Painting Walls

Little Blue is a hardworking painter. Today he received an order from Lanqiao College to paint n walls arranged from left to right and numbered from \(1\) to \(n\). Initially, all walls are white. The college wishes to create a cool artistic atmosphere by painting some walls blue. To that end, an array \(\{a_1, a_2, \cdots, a_n\}\) of length \(n\) is provided. Specifically, if \(a_i=0\), then wall \(i\) remains white; if \(a_i=1\), then wall \(i\) must be painted blue.

Little Blue paints one wall at a time; he never partially paints a wall. In addition, during the painting process, whenever he paints a wall \(i\) blue, the number of walls to its right (i.e. walls \(i+1, i+2, \ldots, n\)) that are required to be blue and have not yet been painted must be even (note that \(0\) is considered even).

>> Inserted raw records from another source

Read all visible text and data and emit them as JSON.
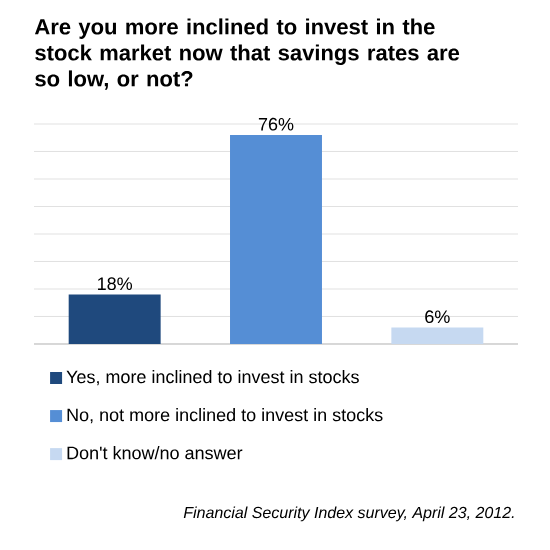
{
  "chart_data": {
    "type": "bar",
    "title": "Are you more inclined to invest in the stock market now that savings rates are so low, or not?",
    "categories": [
      null,
      null,
      null
    ],
    "stacked": true,
    "series": [
      {
        "name": "Yes, more inclined to invest in stocks",
        "color": "#1f497d",
        "values": [
          18,
          null,
          null
        ],
        "value_labels": [
          "18%",
          null,
          null
        ]
      },
      {
        "name": "No, not more inclined to invest in stocks",
        "color": "#558ed5",
        "values": [
          null,
          76,
          null
        ],
        "value_labels": [
          null,
          "76%",
          null
        ]
      },
      {
        "name": "Don't know/no answer",
        "color": "#c6d9f1",
        "values": [
          null,
          null,
          6
        ],
        "value_labels": [
          null,
          null,
          "6%"
        ]
      }
    ],
    "ylim": [
      0,
      80
    ],
    "yticks": [
      {
        "value": 0,
        "label": null
      },
      {
        "value": 10,
        "label": null
      },
      {
        "value": 20,
        "label": null
      },
      {
        "value": 30,
        "label": null
      },
      {
        "value": 40,
        "label": null
      },
      {
        "value": 50,
        "label": null
      },
      {
        "value": 60,
        "label": null
      },
      {
        "value": 70,
        "label": null
      },
      {
        "value": 80,
        "label": null
      }
    ],
    "grid": "y",
    "legend": "bottom",
    "annotations": [
      "Financial Security Index survey, April 23, 2012."
    ]
  }
}
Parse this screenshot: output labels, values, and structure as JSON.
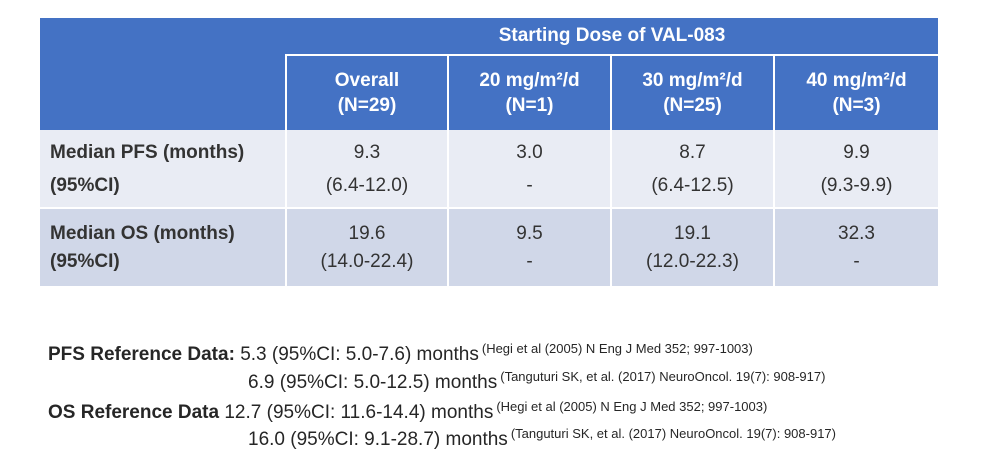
{
  "header": {
    "group_label": "Starting Dose of VAL-083",
    "columns": [
      {
        "line1": "Overall",
        "line2": "(N=29)"
      },
      {
        "line1": "20 mg/m²/d",
        "line2": "(N=1)"
      },
      {
        "line1": "30 mg/m²/d",
        "line2": "(N=25)"
      },
      {
        "line1": "40 mg/m²/d",
        "line2": "(N=3)"
      }
    ]
  },
  "rows": [
    {
      "label_line1": "Median PFS (months)",
      "label_line2": "(95%CI)",
      "cells": [
        {
          "value": "9.3",
          "ci": "(6.4-12.0)"
        },
        {
          "value": "3.0",
          "ci": "-"
        },
        {
          "value": "8.7",
          "ci": "(6.4-12.5)"
        },
        {
          "value": "9.9",
          "ci": "(9.3-9.9)"
        }
      ]
    },
    {
      "label_line1": "Median OS (months)",
      "label_line2": "(95%CI)",
      "cells": [
        {
          "value": "19.6",
          "ci": "(14.0-22.4)"
        },
        {
          "value": "9.5",
          "ci": "-"
        },
        {
          "value": "19.1",
          "ci": "(12.0-22.3)"
        },
        {
          "value": "32.3",
          "ci": "-"
        }
      ]
    }
  ],
  "references": {
    "pfs": {
      "label": "PFS Reference Data:",
      "entries": [
        {
          "text": "5.3 (95%CI: 5.0-7.6) months",
          "cite": "(Hegi  et al (2005) N Eng J Med 352; 997-1003)"
        },
        {
          "text": "6.9 (95%CI: 5.0-12.5) months",
          "cite": "(Tanguturi SK, et al. (2017) NeuroOncol. 19(7): 908-917)"
        }
      ]
    },
    "os": {
      "label": "OS Reference Data",
      "entries": [
        {
          "text": "12.7 (95%CI: 11.6-14.4) months",
          "cite": "(Hegi  et al (2005) N Eng J Med 352; 997-1003)"
        },
        {
          "text": "16.0 (95%CI: 9.1-28.7) months",
          "cite": "(Tanguturi SK, et al. (2017) NeuroOncol. 19(7): 908-917)"
        }
      ]
    }
  }
}
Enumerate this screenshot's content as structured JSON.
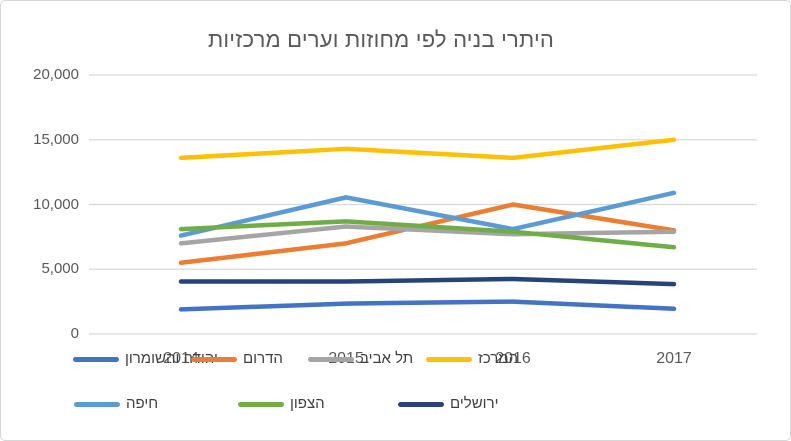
{
  "chart_data": {
    "type": "line",
    "title": "היתרי בניה לפי מחוזות וערים מרכזיות",
    "categories": [
      "2014",
      "2015",
      "2016",
      "2017"
    ],
    "series": [
      {
        "name": "יהודה והשומרון",
        "color": "#4472C4",
        "values": [
          1900,
          2350,
          2500,
          1950
        ]
      },
      {
        "name": "הדרום",
        "color": "#ED7D31",
        "values": [
          5500,
          7000,
          10000,
          8000
        ]
      },
      {
        "name": "תל אביב",
        "color": "#A5A5A5",
        "values": [
          7000,
          8300,
          7700,
          7900
        ]
      },
      {
        "name": "המרכז",
        "color": "#FFC000",
        "values": [
          13600,
          14300,
          13600,
          15000
        ]
      },
      {
        "name": "חיפה",
        "color": "#5B9BD5",
        "values": [
          7600,
          10550,
          8100,
          10900
        ]
      },
      {
        "name": "הצפון",
        "color": "#70AD47",
        "values": [
          8100,
          8700,
          7900,
          6700
        ]
      },
      {
        "name": "ירושלים",
        "color": "#264478",
        "values": [
          4050,
          4050,
          4250,
          3850
        ]
      }
    ],
    "yticks": [
      0,
      5000,
      10000,
      15000,
      20000
    ],
    "ytick_labels": [
      "0",
      "5,000",
      "10,000",
      "15,000",
      "20,000"
    ],
    "ylim": [
      0,
      20000
    ],
    "grid": true,
    "gridline_color": "#D9D9D9",
    "legend_position": "bottom",
    "legend_rows": [
      [
        0,
        1,
        2,
        3
      ],
      [
        4,
        5,
        6
      ]
    ]
  }
}
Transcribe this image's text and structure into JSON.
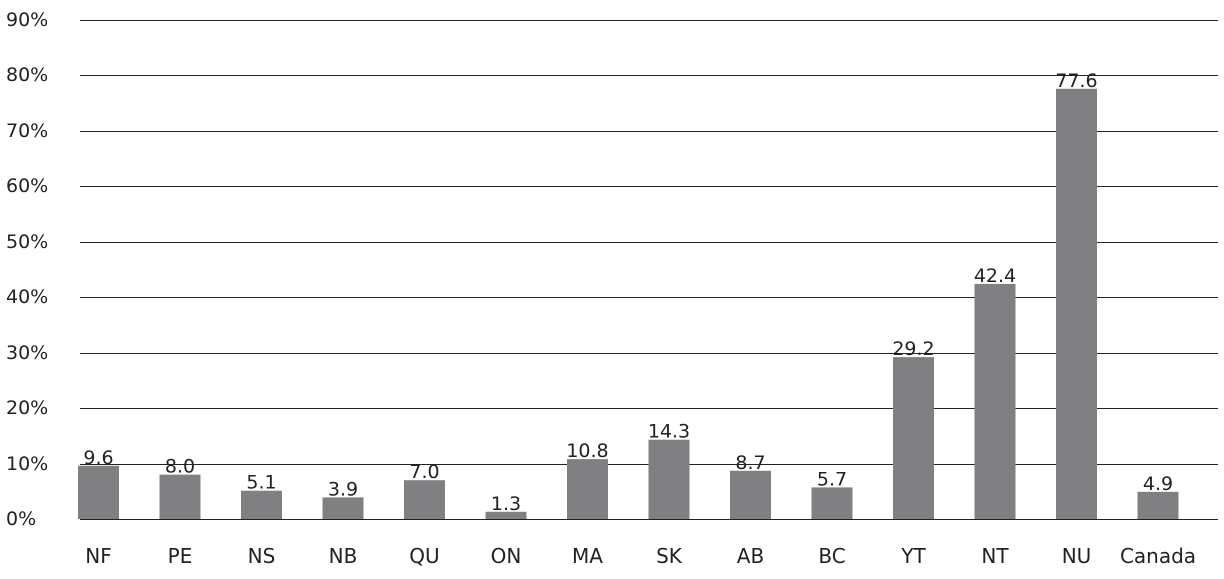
{
  "chart_data": {
    "type": "bar",
    "categories": [
      "NF",
      "PE",
      "NS",
      "NB",
      "QU",
      "ON",
      "MA",
      "SK",
      "AB",
      "BC",
      "YT",
      "NT",
      "NU",
      "Canada"
    ],
    "values": [
      9.6,
      8.0,
      5.1,
      3.9,
      7.0,
      1.3,
      10.8,
      14.3,
      8.7,
      5.7,
      29.2,
      42.4,
      77.6,
      4.9
    ],
    "data_labels": [
      "9.6",
      "8.0",
      "5.1",
      "3.9",
      "7.0",
      "1.3",
      "10.8",
      "14.3",
      "8.7",
      "5.7",
      "29.2",
      "42.4",
      "77.6",
      "4.9"
    ],
    "y_ticks": [
      0,
      10,
      20,
      30,
      40,
      50,
      60,
      70,
      80,
      90
    ],
    "y_tick_labels": [
      "0%",
      "10%",
      "20%",
      "30%",
      "40%",
      "50%",
      "60%",
      "70%",
      "80%",
      "90%"
    ],
    "ylim": [
      0,
      90
    ],
    "title": "",
    "xlabel": "",
    "ylabel": "",
    "grid": true,
    "legend": "none",
    "colors": {
      "bar": "#808083",
      "grid": "#222222",
      "text": "#222222"
    }
  }
}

Your task is to calculate the number of painting orders that satisfy the college’s requirement. Two orders are considered different if the sequence in which the walls are painted differs. Since the answer may be very large, output it modulo \(10^9+7\).

Explanation

Let \(k\) be the number of walls that must be painted blue (i.e. \(k\) is the number of ones in the array). The restriction only affects the relative order in which the blue walls are painted. One can show that the number of valid orders for the blue walls is \[ f(k)=\begin{cases}1 & \text{if } k\le1,\\2^{k-2} & \text{if } k\ge2,\end{cases} \] and the total number of valid painting orders is given by \[ \frac{n!}{k!}\times f(k) \pmod{10^9+7}. \] (Note that in any complete painting order, the white walls can be painted arbitrarily.)

inputFormat

The first line contains a single integer \(n\) (\(1 \le n \le 10^5\)), the number of walls. The second line contains \(n\) space‐separated integers \(a_1, a_2, \ldots, a_n\), where each \(a_i\) is either 0 or 1.

outputFormat

Output a single integer, the number of valid painting orders modulo \(10^9+7\).

sample

3
0 0 0

6